C. Maternal blood pressure of 130/80 mmHg.
D. Cervical dilation of 6 cm.
Correct Answer: B. Fetal heart rate of 90 beats per minute.
Rationale: A fetal heart rate of 90 beats per minute indicates bradycardia, a sign of fetal distress
that may be caused by uterine hyperstimulation from oxytocin. The infusion should be stopped
immediately, and the provider notified. Normal contractions (A), blood pressure (C), and dilation
(D) do not warrant stopping the infusion.
3. A postpartum client reports heavy vaginal bleeding with
large clots. What is the nurse’s first action?
A. Massage the fundus.
B. Administer oxytocin as prescribed.
,C. Insert a urinary catheter.
D. Notify the healthcare provider.
Correct Answer: A. Massage the fundus.
Rationale: Heavy bleeding with clots suggests postpartum hemorrhage, often due to uterine
atony. Fundal massage stimulates uterine contractions to control bleeding and is the first action.
Administering oxytocin (B) or inserting a catheter (C) may follow but are not the priority.
Notifying the provider (D) is secondary to immediate intervention.
4. A newborn is assessed using the Apgar score at 1 minute.
The heart rate is 120 beats per minute, respiratory effort is
good, muscle tone is active, reflex irritability is present, and
the skin is pink. What is the Apgar score?
A. 6
B. 8
C. 9
D. 10
Correct Answer: D. 10
Rationale: The Apgar score evaluates heart rate, respiratory effort, muscle tone, reflex
irritability, and color, with 0–2 points per category. Heart rate >100 (2 points), good respiratory
effort (2 points), active muscle tone (2 points), reflex irritability (2 points), and pink color (2
points) total 10, indicating a healthy newborn.
5. A client at 28 weeks gestation is diagnosed with gestational
diabetes. Which dietary instruction should the nurse
provide?
A. Increase intake of simple carbohydrates.
B. Consume small, frequent meals with protein and fiber.
C. Avoid all fruits to control blood sugar.
D. Eat a high-calorie diet to support fetal growth.
Correct Answer: B. Consume small, frequent meals with protein and fiber.
Rationale: Small, frequent meals with protein and fiber help stabilize blood glucose levels in
gestational diabetes. Simple carbohydrates (A) cause glucose spikes. Fruits (C) can be included
in moderation. A high-calorie diet (D) is unnecessary unless weight gain is inadequate.

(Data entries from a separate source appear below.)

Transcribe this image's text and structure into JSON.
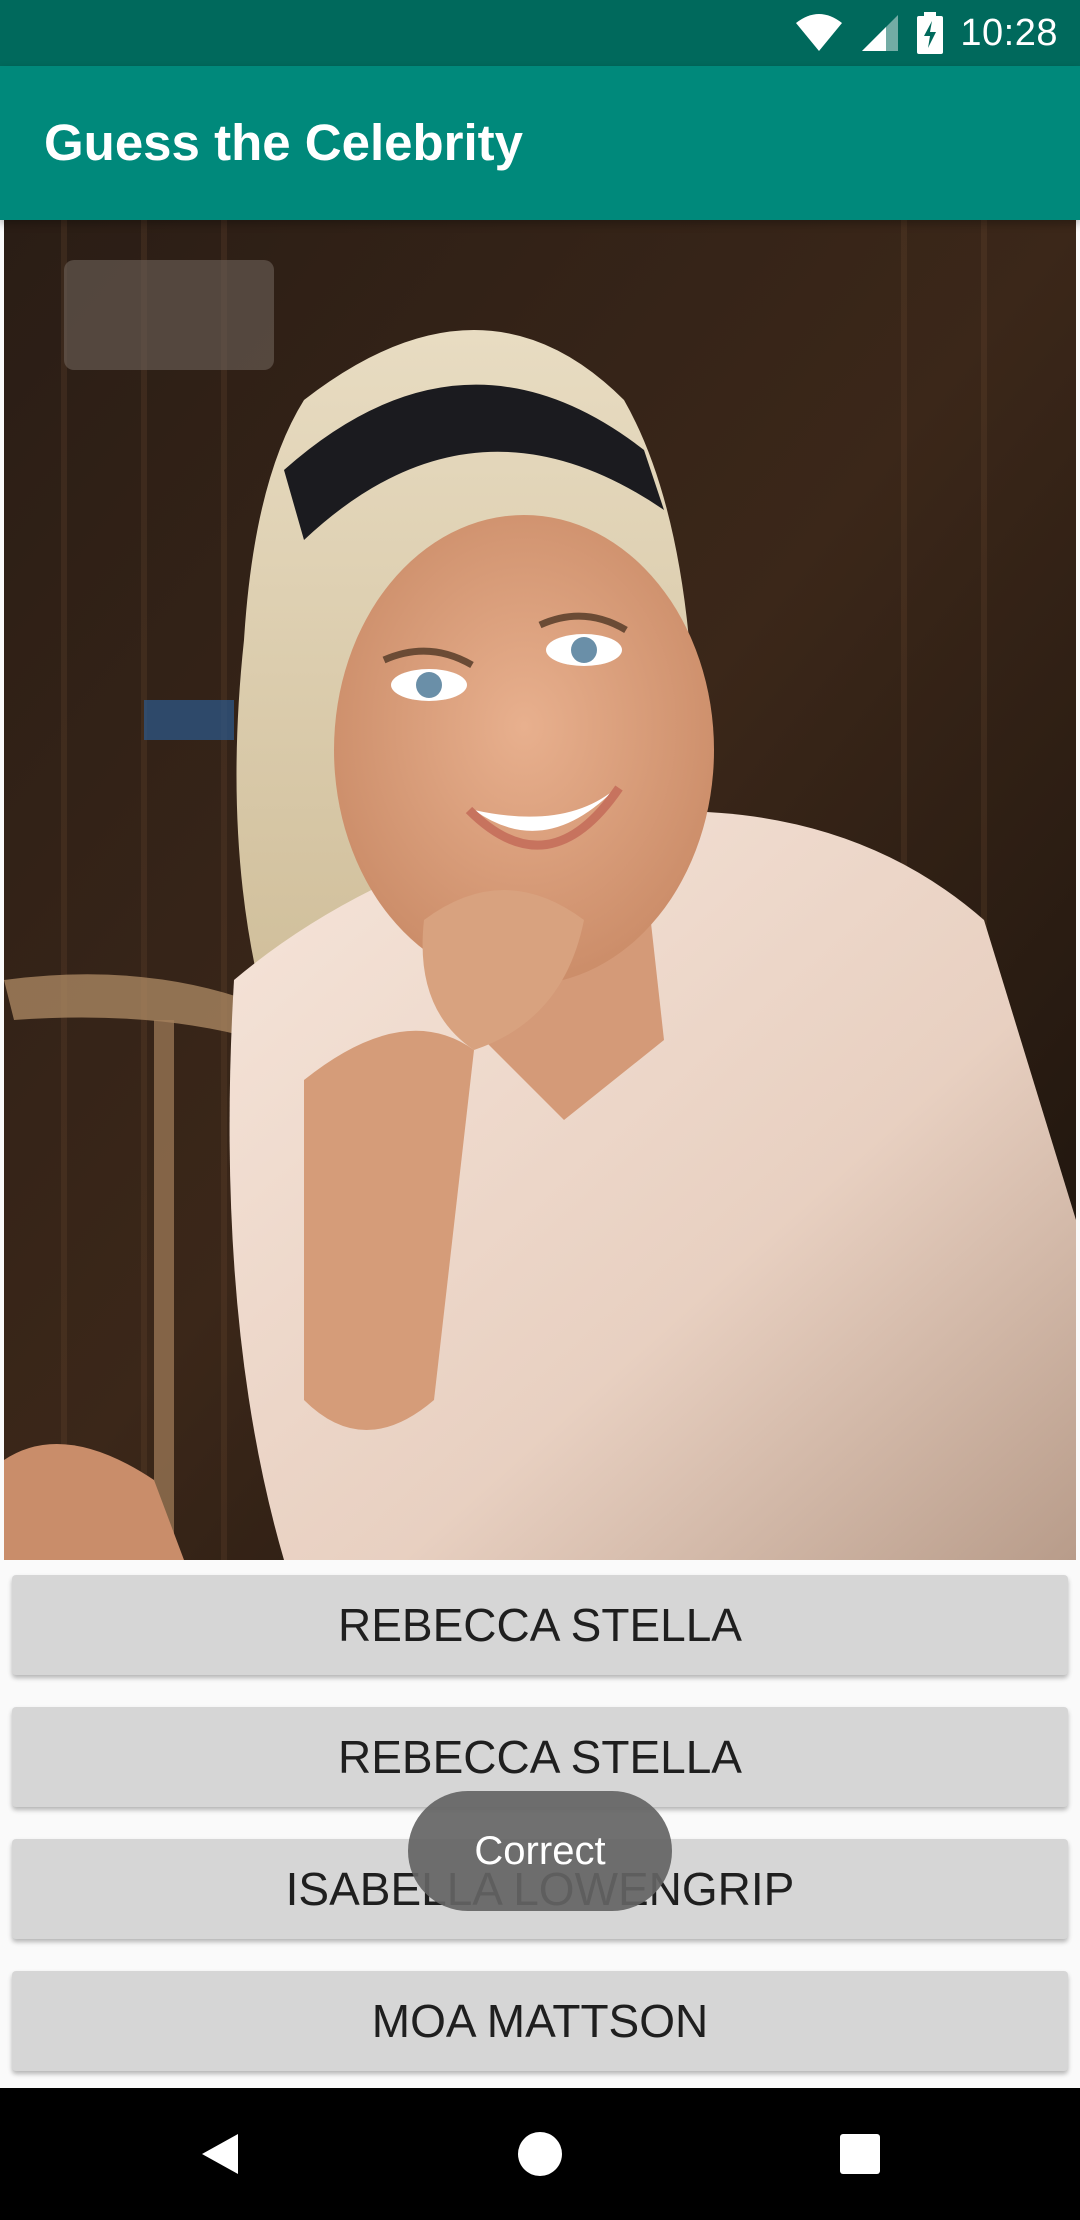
{
  "status_bar": {
    "time": "10:28",
    "icons": [
      "wifi-icon",
      "cell-signal-icon",
      "battery-charging-icon"
    ]
  },
  "app_bar": {
    "title": "Guess the Celebrity",
    "color": "#00897b"
  },
  "quiz": {
    "image_icon": "celebrity-photo",
    "answers": [
      "REBECCA STELLA",
      "REBECCA STELLA",
      "ISABELLA LOWENGRIP",
      "MOA MATTSON"
    ]
  },
  "toast": {
    "message": "Correct"
  },
  "nav_bar": {
    "icons": [
      "back-icon",
      "home-icon",
      "recents-icon"
    ]
  }
}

, 6. A client in active labor reports a sudden gush of fluid. The
nurse notes clear amniotic Хер fluid and a fetal heart rate of
140 beats per minute. What is the nurse’s next action?
A. Prepare for immediate delivery.
B. Monitor the fetal heart rate and contraction pattern.
C. Administer oxygen to the client.
D. Notify the healthcare provider of rupture of membranes.
Correct Answer: B. Monitor the fetal heart rate and contraction pattern.
Rationale: Spontaneous rupture of membranes with clear fluid and a normal fetal heart rate is
expected in labor. The nurse should monitor fetal heart rate and contractions to assess for
complications like cord prolapse. Immediate delivery (A) or oxygen (C) is unnecessary without
distress. Notifying the provider (D) is not the priority unless abnormalities occur.
7. A postpartum client is breastfeeding and reports nipple
soreness. Which intervention should the nurse recommend?
A. Apply petroleum jelly to the nipples.
B. Ensure proper latch and positioning.
C. Stop breastfeeding for 24 hours.
D. Use a nipple shield for all feedings.
Correct Answer: B. Ensure proper latch and positioning.
Rationale: Proper latch and positioning prevent and alleviate nipple soreness by reducing
trauma. Petroleum jelly (A) can trap bacteria. Stopping breastfeeding (C) is unnecessary and may
reduce milk supply. Nipple shields (D) are a last resort and require guidance.
8. A newborn is receiving phototherapy for
hyperbilirubinemia. Which action is most important for the
nurse to implement?
A. Cover the newborn’s eyes during treatment.
B. Keep the newborn swaddled to maintain warmth.
C. Limit feedings to prevent vomiting.
D. Apply lotion to prevent skin drying.
Correct Answer: A. Cover the newborn’s eyes during treatment.
Rationale: Eye protection during phototherapy prevents retinal damage from light exposure.
Swaddling (B) interferes with light penetration. Feedings (C) should be encouraged to promote
bilirubin excretion. Lotion (D) is not used, as bare skin enhances treatment efficacy.